Gabriel only managed to wait about two minutes for her. Silence.

Pulling a long but thin oak log from the fire to use as a torch, Gabriel started to walk the perimeter of their meadow.

He was barely a quarter of the way around when a glint of firelight caught his attention. No, it was too small to be an actual fire. More like a shimmering answer to his own torch. What could be out here and that reflective? Obviously it wouldn’t be a lake, not if Gabriel wasn’t looking straight down at it. Not moving water either. No sound of that but the creek behind him.

Gabriel quieted his step in the soft, wet grasses as he approached, alert for any threat. A voice in his head mocked him, pointing out that the torch was far more telling of his presence than his soft step. Never mind. The glint was a thing, not a monster.

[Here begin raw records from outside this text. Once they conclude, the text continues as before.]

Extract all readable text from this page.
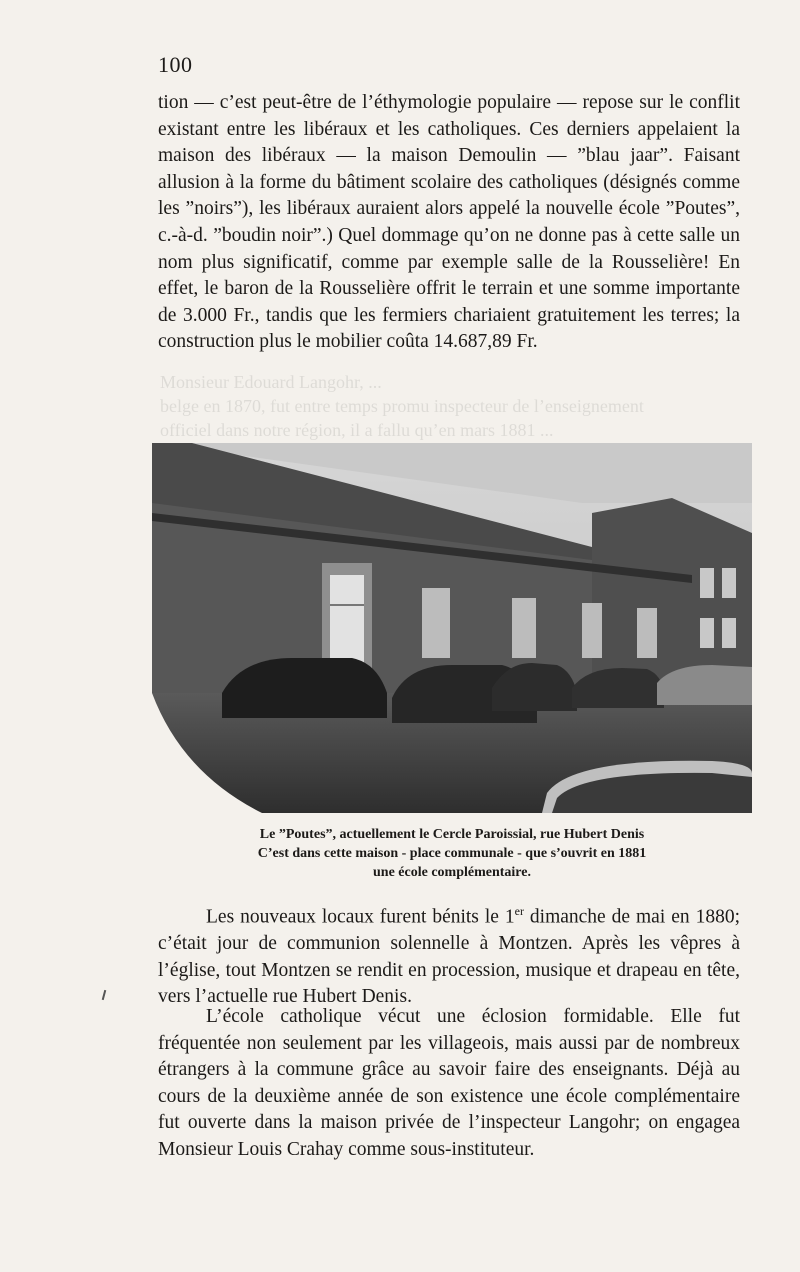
Monsieur Edouard Langohr, ...
belge en 1870, fut entre temps promu inspecteur de l’enseignement
officiel dans notre région, il a fallu qu’en mars 1881 ...
100

tion — c’est peut-être de l’éthymologie populaire — repose sur le conflit existant entre les libéraux et les catholiques. Ces derniers appelaient la maison des libéraux — la maison Demoulin — ”blau jaar”. Faisant allusion à la forme du bâtiment scolaire des catholiques (désignés comme les ”noirs”), les libéraux auraient alors appelé la nouvelle école ”Poutes”, c.-à-d. ”boudin noir”.) Quel dommage qu’on ne donne pas à cette salle un nom plus significatif, comme par exemple salle de la Rousselière! En effet, le baron de la Rousselière offrit le terrain et une somme importante de 3.000 Fr., tandis que les fermiers chariaient gratuitement les terres; la construction plus le mobilier coûta 14.687,89 Fr.

Le ”Poutes”, actuellement le Cercle Paroissial, rue Hubert Denis
C’est dans cette maison - place communale - que s’ouvrit en 1881
une école complémentaire.

Les nouveaux locaux furent bénits le 1er dimanche de mai en 1880; c’était jour de communion solennelle à Montzen. Après les vêpres à l’église, tout Montzen se rendit en procession, musique et drapeau en tête, vers l’actuelle rue Hubert Denis.

L’école catholique vécut une éclosion formidable. Elle fut fréquentée non seulement par les villageois, mais aussi par de nombreux étrangers à la commune grâce au savoir faire des enseignants. Déjà au cours de la deuxième année de son existence une école complémentaire fut ouverte dans la maison privée de l’inspecteur Langohr; on engagea Monsieur Louis Crahay comme sous-instituteur.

An axe. It was upright, blade biting deep into an ambitiously sized fallen oak. Lauren’s axe. The sight shook Gabriel’s core and stopped his feet still yards from the scene. He had been prepared to accept the fact that she was out there, wandering uncomfortably far from camp as she explored the forest. Probably even singing to the animals she came across instead of hunting them. But out there, unarmed? In the dark, without telling him how to find her? Alone?

Or worse, not alone. Monsters he would kill because he needed to, but when it came to humans, the mere thought sent his lip into a violent curl.

Gabriel kept his eyes in the mud as he stepped from the meadow to the forest, spotting Lauren’s footprints easily. The toe of the mark was deeper than the rest – she must have pranced. If there was a threat, she hadn’t detected it. That didn’t mean much.

The moment he reached the felled tree, Gabriel’s increasingly racing heart stopped cold. The ground had been turned to mush with clear signs of struggle. The thrashed ground seemed confined to this area, with one deep set of prints – human, but not Lauren’s – leading away from the scene.

Fear turned to fury in the back of Gabriel’s throat as he hefted the axe free with a mighty yank. It was time for him to go from prey to predator.